In common with records in other small Caribbean islands, the Courthouse Records are seriously at risk. The building is threatened by hurricanes although the vault is more likely to be flooded being close to the shore. Inspection shows that the records are deteriorating from the acidic content of the original ink, the variable quality of the paper, 'weevil' damage, lack of air-conditioning and the consequent relative humidity. However, the principal source of damage is the method of storage. The volumes have been kept in no particular order nor are they adequately labelled and spines and covers are regularly damaged in the consequent search for a particular volume. Lack of storage has meant that nineteenth, twentieth and potentially eighteenth-century records are stored on the floor of the vault and access to shelved records has required climbing on piles of these documents. In addition, because of the crowded nature of the vault it is not clear if anyone knows the extent of the archive.

The aim of the pilot project is to survey this courthouse archive, assess the extent of the damage being done to it, identify key sets of documents and investigate the potential for copying and relocating them, or simply copying them. The project aims to assess the political will to allow copying and/or relocation and the local capacity to carry out the work.
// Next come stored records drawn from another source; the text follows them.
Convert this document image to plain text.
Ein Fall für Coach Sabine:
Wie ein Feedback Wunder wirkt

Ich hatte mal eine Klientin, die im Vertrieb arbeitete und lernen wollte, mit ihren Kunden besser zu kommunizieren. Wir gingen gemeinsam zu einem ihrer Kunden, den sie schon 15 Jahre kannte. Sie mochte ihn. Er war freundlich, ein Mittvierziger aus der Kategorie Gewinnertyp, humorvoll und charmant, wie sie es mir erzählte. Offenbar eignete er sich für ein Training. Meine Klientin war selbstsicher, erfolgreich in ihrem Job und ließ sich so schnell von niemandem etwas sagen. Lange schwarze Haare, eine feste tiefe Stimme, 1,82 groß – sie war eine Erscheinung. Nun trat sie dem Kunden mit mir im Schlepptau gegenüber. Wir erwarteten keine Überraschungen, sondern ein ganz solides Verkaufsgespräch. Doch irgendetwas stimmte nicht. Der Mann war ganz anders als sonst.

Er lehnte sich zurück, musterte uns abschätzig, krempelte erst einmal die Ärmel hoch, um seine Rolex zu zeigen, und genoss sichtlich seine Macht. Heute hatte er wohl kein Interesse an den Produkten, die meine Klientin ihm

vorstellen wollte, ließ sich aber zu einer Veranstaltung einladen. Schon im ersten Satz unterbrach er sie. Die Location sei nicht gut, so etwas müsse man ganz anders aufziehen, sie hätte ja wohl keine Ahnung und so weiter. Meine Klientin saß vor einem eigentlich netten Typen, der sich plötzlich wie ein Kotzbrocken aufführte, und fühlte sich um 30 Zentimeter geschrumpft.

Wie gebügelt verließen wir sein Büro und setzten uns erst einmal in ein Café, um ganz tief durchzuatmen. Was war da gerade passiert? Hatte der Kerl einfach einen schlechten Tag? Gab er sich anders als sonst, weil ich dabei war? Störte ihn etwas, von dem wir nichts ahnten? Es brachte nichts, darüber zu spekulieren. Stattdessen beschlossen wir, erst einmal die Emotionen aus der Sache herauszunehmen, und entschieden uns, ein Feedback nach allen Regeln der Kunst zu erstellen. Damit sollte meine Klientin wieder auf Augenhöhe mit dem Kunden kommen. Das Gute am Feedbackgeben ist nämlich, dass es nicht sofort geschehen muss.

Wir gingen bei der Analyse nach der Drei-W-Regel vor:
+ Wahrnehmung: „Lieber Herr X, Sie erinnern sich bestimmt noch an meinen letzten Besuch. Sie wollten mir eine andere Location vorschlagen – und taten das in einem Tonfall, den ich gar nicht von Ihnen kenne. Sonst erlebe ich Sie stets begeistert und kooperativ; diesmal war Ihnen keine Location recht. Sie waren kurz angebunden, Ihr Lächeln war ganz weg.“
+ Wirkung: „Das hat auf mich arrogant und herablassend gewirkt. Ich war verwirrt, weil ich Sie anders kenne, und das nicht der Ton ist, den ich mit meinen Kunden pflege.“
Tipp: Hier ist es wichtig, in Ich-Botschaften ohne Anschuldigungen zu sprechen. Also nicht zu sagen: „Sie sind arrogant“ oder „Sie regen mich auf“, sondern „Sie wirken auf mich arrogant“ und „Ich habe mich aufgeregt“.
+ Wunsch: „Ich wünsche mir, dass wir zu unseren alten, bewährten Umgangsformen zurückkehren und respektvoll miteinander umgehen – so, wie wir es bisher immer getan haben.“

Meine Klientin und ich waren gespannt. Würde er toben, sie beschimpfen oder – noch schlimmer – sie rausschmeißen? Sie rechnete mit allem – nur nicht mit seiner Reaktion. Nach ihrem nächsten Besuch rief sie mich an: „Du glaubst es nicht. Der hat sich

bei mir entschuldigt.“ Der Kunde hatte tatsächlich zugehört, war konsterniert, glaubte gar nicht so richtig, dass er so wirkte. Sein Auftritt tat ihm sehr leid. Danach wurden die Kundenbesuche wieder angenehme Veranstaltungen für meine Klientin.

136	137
In addition the project aims to identify whether or not there are other potential sources of documentary evidence on the island within the various government departments and in private hands. The information gathered in the pilot project will be used to develop plans and aid further grant proposals. Hopefully the project may lead to a model for the protection of endangered records on other small Caribbean islands.

Outcomes

The condition of the records held in the Courthouse Vault and also, to some extent, in the Courthouse office, has been surveyed and assessed. Important sets of documents in the Courthouse have been identified, in particular the Common Deed Record Books, Books of Wills and Land Title Register Books with their attached estate plans. Their profile has been raised markedly with key officials both in the Court and in the wider community.

Key personnel and organisations have been identified who can help in the process of copying, relocating and safeguarding the material and would be interested in doing so. Parameters have been identified, including political constraints, which will affect the willingness of local people and organisations to assist in the process of copying and relocating the documents.

Apart from the Supreme Court Registry on Nevis, other sources of records concerning Nevis have been identified, both on Nevis and on St Kitts, in the form of Government records at the Registrar General's Office (vault records surveyed), the National Archives on St Kitts (although these are not endangered) and in the records of both the Anglican and Methodist Churches. There are also useful records in a privately run museum on St Kitts. It has become clear that there are almost no documentary records concerning the Colonial period in private hands on Nevis.

Recommendations have been made as to practical steps which could be taken on the island, irrespective of any further application for a grant to copy and relocate the endangered records.

In summary, endangered records relating to Nevis are currently known to be held at the following locations:

Supreme Court Registry (vault and office), Charlestown, Nevis

Registrar General's Office (vault), Charlestown, Nevis

Nevis Treasury (vault), Charlestown, Nevis

Methodist Church Office, Charlestown, Nevis

Anglican Parish Offices of St George Gingerland and St John Figtree, Nevis

Edgar Challenger International House Museum, Basseterre, St Kitts

No material has been copied to date or relocated as this has not yet been agreed with the Nevis Island Administration.